Cell-specific expression of GFP under the control of different lengths of the osteopontin promoter in transgenic mice identified the positive and negative regulatory regions for respective cell types. The results provide new insights for physiological and pathological expression of the osteopontin gene. INTRODUCTION: Osteopontin (OPN) is a major non-collagenous bone matrix protein that is involved in normal and pathological calcification and is expressed in a tissue-specific manner. To investigate how such tissue-specific OPN gene expression is regulated in vivo, transgenic mice expressing the green fluorescent protein (GFP) reporter gene controlled by different lengths of the OPN promoter were generated. MATERIALS AND METHODS: Cell- and developmental stage-specific osteopontin expression in transgenic mice was examined by Northern blotting, immunoblotting, fluorescence examination, and in situ hybridization and compared with those of OPN. RESULTS AND CONCLUSIONS: The line bearing the -5505 to +14 region of the OPN promoter was shown by Northern blotting and immunoblotting to express GFP in the same cells that express endogenous OPN (osteoblasts, hypertrophic chondrocytes, renal and mammary gland epithelial cells, and granulated metrial gland [GMG] placental cells) at the same stage in development.
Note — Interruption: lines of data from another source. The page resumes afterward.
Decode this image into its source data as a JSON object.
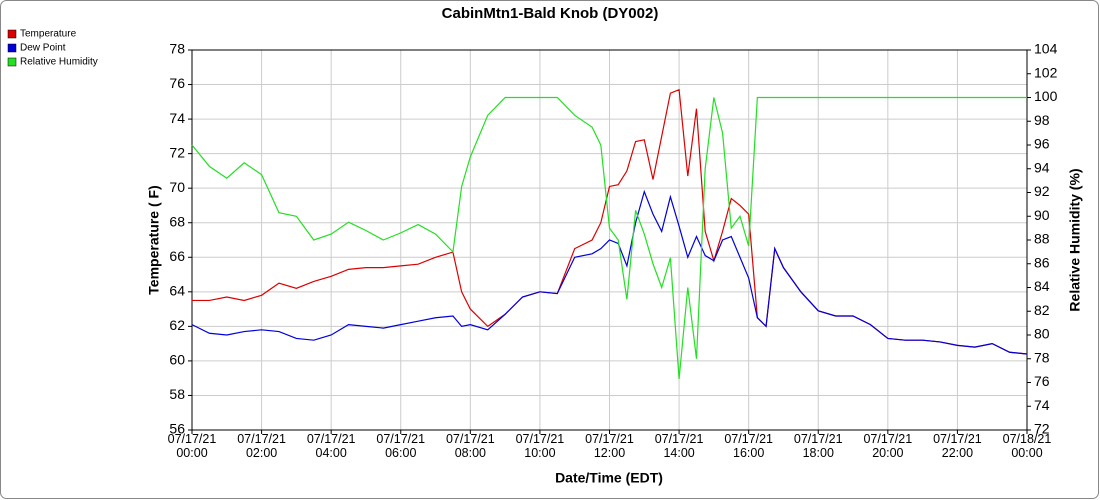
{
  "chart_data": {
    "type": "line",
    "title": "CabinMtn1-Bald Knob (DY002)",
    "x_label": "Date/Time (EDT)",
    "y_label": "Temperature ( F)",
    "y2_label": "Relative Humidity (%)",
    "x": [
      "07/17/21 00:00",
      "07/17/21 00:30",
      "07/17/21 01:00",
      "07/17/21 01:30",
      "07/17/21 02:00",
      "07/17/21 02:30",
      "07/17/21 03:00",
      "07/17/21 03:30",
      "07/17/21 04:00",
      "07/17/21 04:30",
      "07/17/21 05:00",
      "07/17/21 05:30",
      "07/17/21 06:00",
      "07/17/21 06:30",
      "07/17/21 07:00",
      "07/17/21 07:30",
      "07/17/21 07:45",
      "07/17/21 08:00",
      "07/17/21 08:30",
      "07/17/21 09:00",
      "07/17/21 09:30",
      "07/17/21 10:00",
      "07/17/21 10:30",
      "07/17/21 11:00",
      "07/17/21 11:30",
      "07/17/21 11:45",
      "07/17/21 12:00",
      "07/17/21 12:15",
      "07/17/21 12:30",
      "07/17/21 12:45",
      "07/17/21 13:00",
      "07/17/21 13:15",
      "07/17/21 13:30",
      "07/17/21 13:45",
      "07/17/21 14:00",
      "07/17/21 14:15",
      "07/17/21 14:30",
      "07/17/21 14:45",
      "07/17/21 15:00",
      "07/17/21 15:15",
      "07/17/21 15:30",
      "07/17/21 15:45",
      "07/17/21 16:00",
      "07/17/21 16:15",
      "07/17/21 16:30",
      "07/17/21 16:45",
      "07/17/21 17:00",
      "07/17/21 17:30",
      "07/17/21 18:00",
      "07/17/21 18:30",
      "07/17/21 19:00",
      "07/17/21 19:30",
      "07/17/21 20:00",
      "07/17/21 20:30",
      "07/17/21 21:00",
      "07/17/21 21:30",
      "07/17/21 22:00",
      "07/17/21 22:30",
      "07/17/21 23:00",
      "07/17/21 23:30",
      "07/18/21 00:00"
    ],
    "series": [
      {
        "name": "Temperature",
        "color": "#dd0000",
        "values": [
          63.5,
          63.5,
          63.7,
          63.5,
          63.8,
          64.5,
          64.2,
          64.6,
          64.9,
          65.3,
          65.4,
          65.4,
          65.5,
          65.6,
          66.0,
          66.3,
          64.0,
          63.0,
          62.0,
          62.7,
          63.7,
          64.0,
          63.9,
          66.5,
          67.0,
          68.0,
          70.1,
          70.2,
          71.0,
          72.7,
          72.8,
          70.5,
          73.0,
          75.5,
          75.7,
          70.7,
          74.6,
          67.5,
          65.8,
          67.5,
          69.4,
          69.0,
          68.5,
          62.5,
          62.0,
          66.5,
          65.4,
          64.0,
          62.9,
          62.6,
          62.6,
          62.1,
          61.3,
          61.2,
          61.2,
          61.1,
          60.9,
          60.8,
          61.0,
          60.5,
          60.4
        ]
      },
      {
        "name": "Dew Point",
        "color": "#0000dd",
        "values": [
          62.1,
          61.6,
          61.5,
          61.7,
          61.8,
          61.7,
          61.3,
          61.2,
          61.5,
          62.1,
          62.0,
          61.9,
          62.1,
          62.3,
          62.5,
          62.6,
          62.0,
          62.1,
          61.8,
          62.7,
          63.7,
          64.0,
          63.9,
          66.0,
          66.2,
          66.5,
          67.0,
          66.8,
          65.5,
          68.0,
          69.8,
          68.5,
          67.5,
          69.5,
          67.8,
          66.0,
          67.2,
          66.1,
          65.8,
          67.0,
          67.2,
          66.0,
          64.8,
          62.5,
          62.0,
          66.5,
          65.4,
          64.0,
          62.9,
          62.6,
          62.6,
          62.1,
          61.3,
          61.2,
          61.2,
          61.1,
          60.9,
          60.8,
          61.0,
          60.5,
          60.4
        ]
      },
      {
        "name": "Relative Humidity",
        "color": "#22e022",
        "axis": "y2",
        "values": [
          96,
          94.2,
          93.2,
          94.5,
          93.5,
          90.3,
          90,
          88,
          88.5,
          89.5,
          88.8,
          88,
          88.6,
          89.3,
          88.5,
          87,
          92.5,
          95,
          98.5,
          100,
          100,
          100,
          100,
          98.5,
          97.5,
          96,
          89,
          88,
          83,
          90.5,
          88.5,
          86,
          84,
          86.5,
          76.3,
          84,
          78,
          94,
          100,
          97,
          89,
          90,
          87.5,
          100,
          100,
          100,
          100,
          100,
          100,
          100,
          100,
          100,
          100,
          100,
          100,
          100,
          100,
          100,
          100,
          100,
          100
        ]
      }
    ],
    "xlim": [
      "07/17/21 00:00",
      "07/18/21 00:00"
    ],
    "xticks": [
      "07/17/21 00:00",
      "07/17/21 02:00",
      "07/17/21 04:00",
      "07/17/21 06:00",
      "07/17/21 08:00",
      "07/17/21 10:00",
      "07/17/21 12:00",
      "07/17/21 14:00",
      "07/17/21 16:00",
      "07/17/21 18:00",
      "07/17/21 20:00",
      "07/17/21 22:00",
      "07/18/21 00:00"
    ],
    "ylim": [
      56,
      78
    ],
    "yticks": [
      56,
      58,
      60,
      62,
      64,
      66,
      68,
      70,
      72,
      74,
      76,
      78
    ],
    "y2lim": [
      72,
      104
    ],
    "y2ticks": [
      72,
      74,
      76,
      78,
      80,
      82,
      84,
      86,
      88,
      90,
      92,
      94,
      96,
      98,
      100,
      102,
      104
    ],
    "grid": true,
    "legend": "top-left"
  }
}
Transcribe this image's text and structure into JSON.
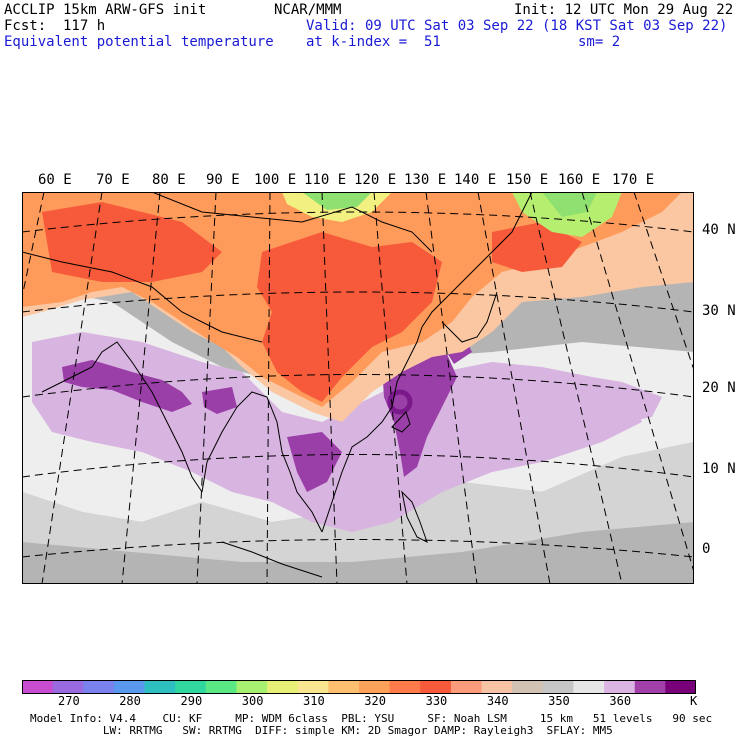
{
  "header": {
    "model_title": "ACCLIP 15km ARW-GFS init",
    "forecast": "Fcst:  117 h",
    "field_name": "Equivalent potential temperature",
    "center": "NCAR/MMM",
    "valid": "Valid: 09 UTC Sat 03 Sep 22 (18 KST Sat 03 Sep 22)",
    "level": "at k-index =  51",
    "init": "Init: 12 UTC Mon 29 Aug 22",
    "smoothing": "sm= 2"
  },
  "map": {
    "lon_labels": [
      "60 E",
      "70 E",
      "80 E",
      "90 E",
      "100 E",
      "110 E",
      "120 E",
      "130 E",
      "140 E",
      "150 E",
      "160 E",
      "170 E"
    ],
    "lat_labels": [
      "40 N",
      "30 N",
      "20 N",
      "10 N",
      "0"
    ],
    "colors": {
      "ocean_gray": "#b4b4b4",
      "light_gray": "#d4d4d4",
      "white_band": "#eeeeee",
      "lilac": "#d8b4e0",
      "purple": "#9a3ea8",
      "dark_purple": "#7a1a8a",
      "orange": "#fe9a5a",
      "red_orange": "#f65a3a",
      "peach": "#fbc7a2",
      "yellow": "#f2f080",
      "green": "#8ee070",
      "light_green": "#b6ee70"
    }
  },
  "colorbar": {
    "colors": [
      "#c84cd0",
      "#9a6ae0",
      "#7a82ee",
      "#5a9aee",
      "#2ec0c0",
      "#30d8a0",
      "#5ae884",
      "#a8f070",
      "#e6f076",
      "#fae690",
      "#fec070",
      "#fea25a",
      "#fe7a4a",
      "#f65a3a",
      "#fa9c7c",
      "#f6c4a4",
      "#d2c2b4",
      "#c6c6c6",
      "#e6e6e6",
      "#dcb4e4",
      "#a040a8",
      "#780078"
    ],
    "labels": [
      "270",
      "280",
      "290",
      "300",
      "310",
      "320",
      "330",
      "340",
      "350",
      "360"
    ],
    "unit": "K"
  },
  "footer": {
    "line1": "Model Info: V4.4    CU: KF     MP: WDM 6class  PBL: YSU     SF: Noah LSM     15 km   51 levels   90 sec",
    "line2": "           LW: RRTMG   SW: RRTMG  DIFF: simple KM: 2D Smagor DAMP: Rayleigh3  SFLAY: MM5"
  }
}
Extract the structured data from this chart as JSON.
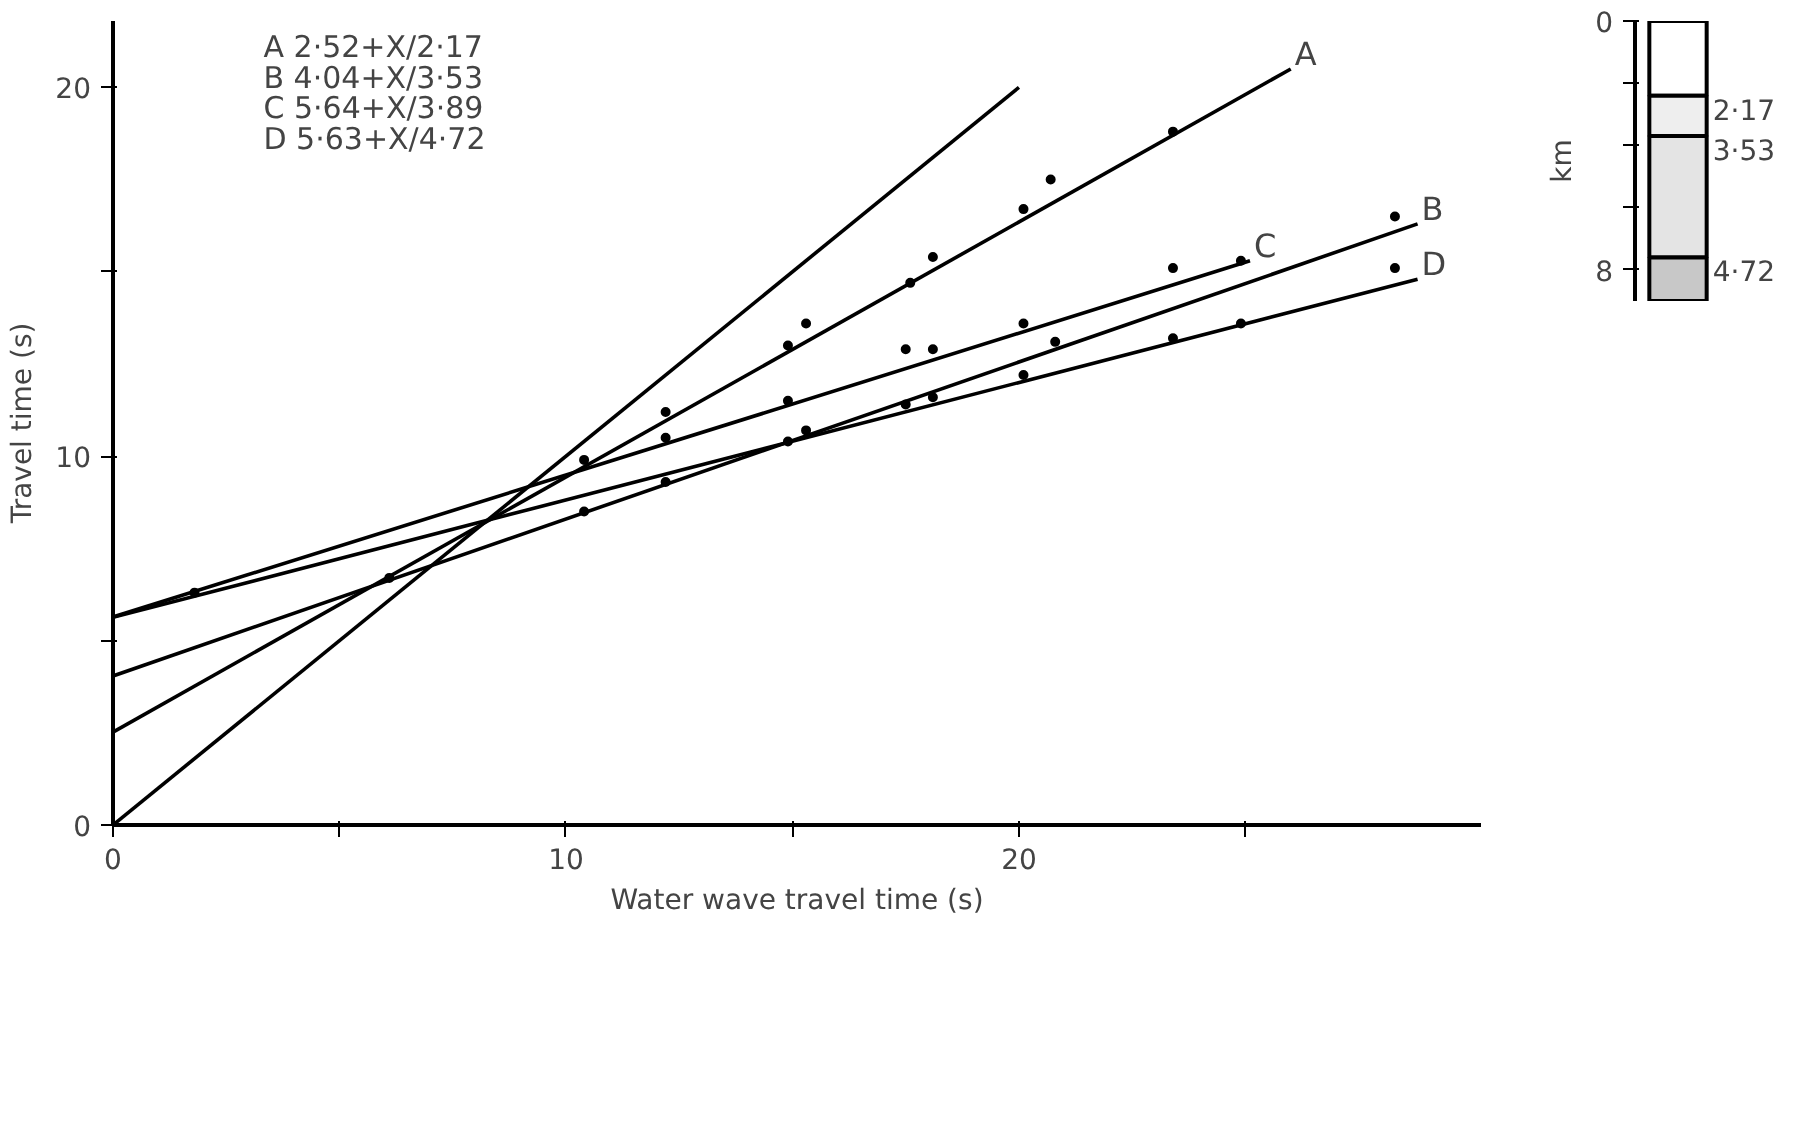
{
  "chart_data": [
    {
      "type": "line",
      "xlabel": "Water wave travel time (s)",
      "ylabel": "Travel time (s)",
      "xlim": [
        0,
        30.2
      ],
      "ylim": [
        0,
        21.8
      ],
      "xticks": [
        0,
        {
          "value": 5,
          "label": null
        },
        10,
        {
          "value": 15,
          "label": null
        },
        20,
        {
          "value": 25,
          "label": null
        }
      ],
      "yticks": [
        0,
        {
          "value": 5,
          "label": null
        },
        10,
        {
          "value": 15,
          "label": null
        },
        20
      ],
      "grid": false,
      "line_style": "solid",
      "marker": "none",
      "annotations": [
        "A 2·52+X/2·17",
        "B 4·04+X/3·53",
        "C 5·64+X/3·89",
        "D 5·63+X/4·72"
      ],
      "series": [
        {
          "type": "line",
          "color": "#000000",
          "x": [
            0,
            20
          ],
          "values": [
            0,
            20
          ]
        },
        {
          "type": "line",
          "name": "A",
          "color": "#000000",
          "x": [
            0,
            26
          ],
          "values": [
            2.52,
            20.5
          ]
        },
        {
          "type": "line",
          "name": "B",
          "color": "#000000",
          "x": [
            0,
            28.8
          ],
          "values": [
            4.04,
            16.3
          ]
        },
        {
          "type": "line",
          "name": "C",
          "color": "#000000",
          "x": [
            0,
            25.1
          ],
          "values": [
            5.64,
            15.3
          ]
        },
        {
          "type": "line",
          "name": "D",
          "color": "#000000",
          "x": [
            0,
            28.8
          ],
          "values": [
            5.63,
            14.8
          ]
        },
        {
          "type": "scatter",
          "color": "#000000",
          "marker": "circle",
          "x": [
            23.4,
            20.7,
            20.1,
            18.1,
            17.6,
            15.3,
            14.9,
            10.4,
            12.2,
            23.4,
            24.9,
            20.1,
            18.1,
            17.5,
            14.9,
            12.2,
            28.3,
            20.8,
            15.3,
            14.9,
            28.3,
            24.9,
            23.4,
            20.1,
            18.1,
            17.5,
            12.2,
            10.4,
            6.1,
            1.8
          ],
          "values": [
            18.8,
            17.5,
            16.7,
            15.4,
            14.7,
            13.6,
            13.0,
            9.9,
            11.2,
            15.1,
            15.3,
            13.6,
            12.9,
            12.9,
            11.5,
            10.5,
            16.5,
            13.1,
            10.7,
            10.4,
            15.1,
            13.6,
            13.2,
            12.2,
            11.6,
            11.4,
            9.3,
            8.5,
            6.7,
            6.3
          ]
        }
      ]
    },
    {
      "type": "bar",
      "stacked": true,
      "categories": [
        null
      ],
      "ylabel": "km",
      "ylim": [
        9,
        0
      ],
      "yticks": [
        0,
        {
          "value": 2,
          "label": null
        },
        {
          "value": 4,
          "label": null
        },
        {
          "value": 6,
          "label": null
        },
        8
      ],
      "grid": false,
      "series": [
        {
          "color": "#ffffff",
          "values": [
            2.4
          ]
        },
        {
          "name": "2·17",
          "color": "#eeeeee",
          "values": [
            1.3
          ]
        },
        {
          "name": "3·53",
          "color": "#e4e4e4",
          "values": [
            3.9
          ]
        },
        {
          "name": "4·72",
          "color": "#c8c8c8",
          "values": [
            1.4
          ]
        }
      ]
    }
  ]
}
Thus, the 5.5-kb -5505 to +14 promoter region is sufficient for proper tissue-specific OPN expression. The lines carrying shorter segments of the OPN promoter showed different expression patterns. These patterns revealed a putative cis-acting element in the -5269 to -5263 region that restricts OPN expression to hypertrophic chondrocytes and a mammary gland-specific expressing element and a GMG cell-specific enhancing element in the -5505 to -3156 region. Furthermore, the -3155 to -1576 region seems to contain positive renal epithelial cell- and GMG cell-specific expression motif(s) as well as a negative regulatory element that prevents OPN expression in fibroblasts. Moreover, the -1576 to -910 region seems to contain a positive osteoblast-specific-expressing element. Thus, the 5.5-kb OPN promoter contains multiple cis-acting elements encoding positive and negative cell-specific regulatory systems.